For medical professionals, though, all these imaging techniques are imperfect tools, just another way to get a partial idea of what might be happening inside a human body. You have to be trained to read them at all. The doctors on “House” run and pore over scans themselves, but in reality both creating and interpreting CT scans are specialized jobs. Radiology can be subjective — not as subjective as, say, art criticism, but not cut and dried. In the future, artificial intelligence may take a greater role in interpreting results — but it will not make the experience any less alienating if, instead of depending on human expertise to analyze your body, a computer program is making judgments and flagging risks based on patterns and correlations even the doctors may not be able to see.
All we want from a picture is reality; all we ever get is representation. From medicine, we want pure science, but what we get is a complicated tangle of guesswork and certainty, tried-and-true and trial-and-error. You can undergo countless tests without reaching clarity. Even when doctors have identified the main problem — when their ability to operate and repair feels truly godlike — there remain the things they simply don’t know.

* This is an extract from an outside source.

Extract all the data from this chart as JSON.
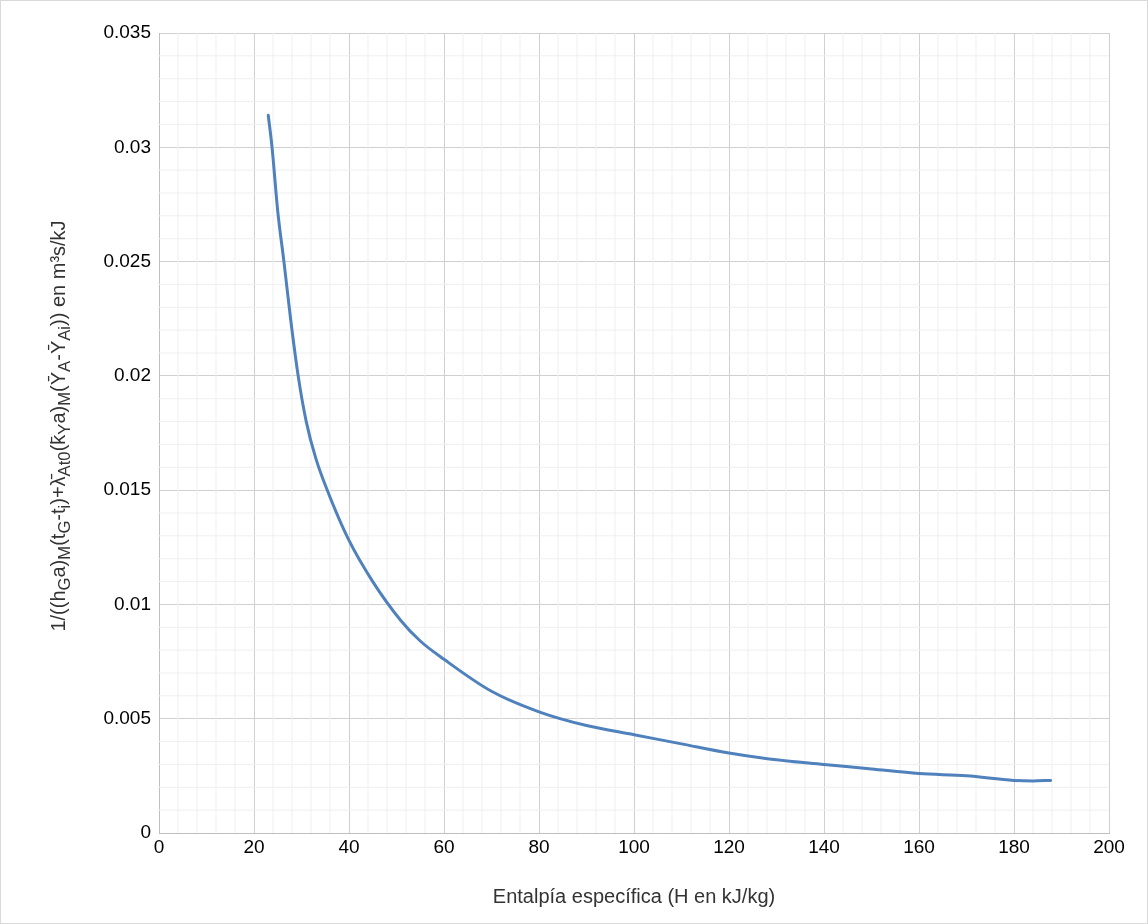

It doesn’t look human, the picture on the screen. I have watched professionals use ultrasound to search my arms for veins, looking for spots of black in a field of dark gray and then plunging a needle in a promising spot. Yet it never quite felt as though it was my arm over there on the screen. It’s as if I had another, more real body that could be glimpsed only temporarily, through arcane practices into which I had no insight. What I wanted from a CT scan was a particular kind of self-knowledge, even if it was just an understanding of how my organs looked packed together; what a relief it would have been to confront something as certain and solid as my own grave on the computer screen. Instead I saw the only thing I’ll ever see in any picture: a mass of shapes that might mean something and might mean nothing at all.
Some time after I underwent surgery, the surgeon showed me photographs of the procedure itself. Like the CT scan, the photographs were chaotic and confusing, but they were at least fleshy. I saved some, thinking I might be interested in them later. Months later, scrolling through my pictures, I ran across some thumbnails of uninteresting heaps of meat. What’s that, I wondered, and why had I saved these boring and frankly slightly disgusting images? Then I remembered — it was me, it was me, it was me.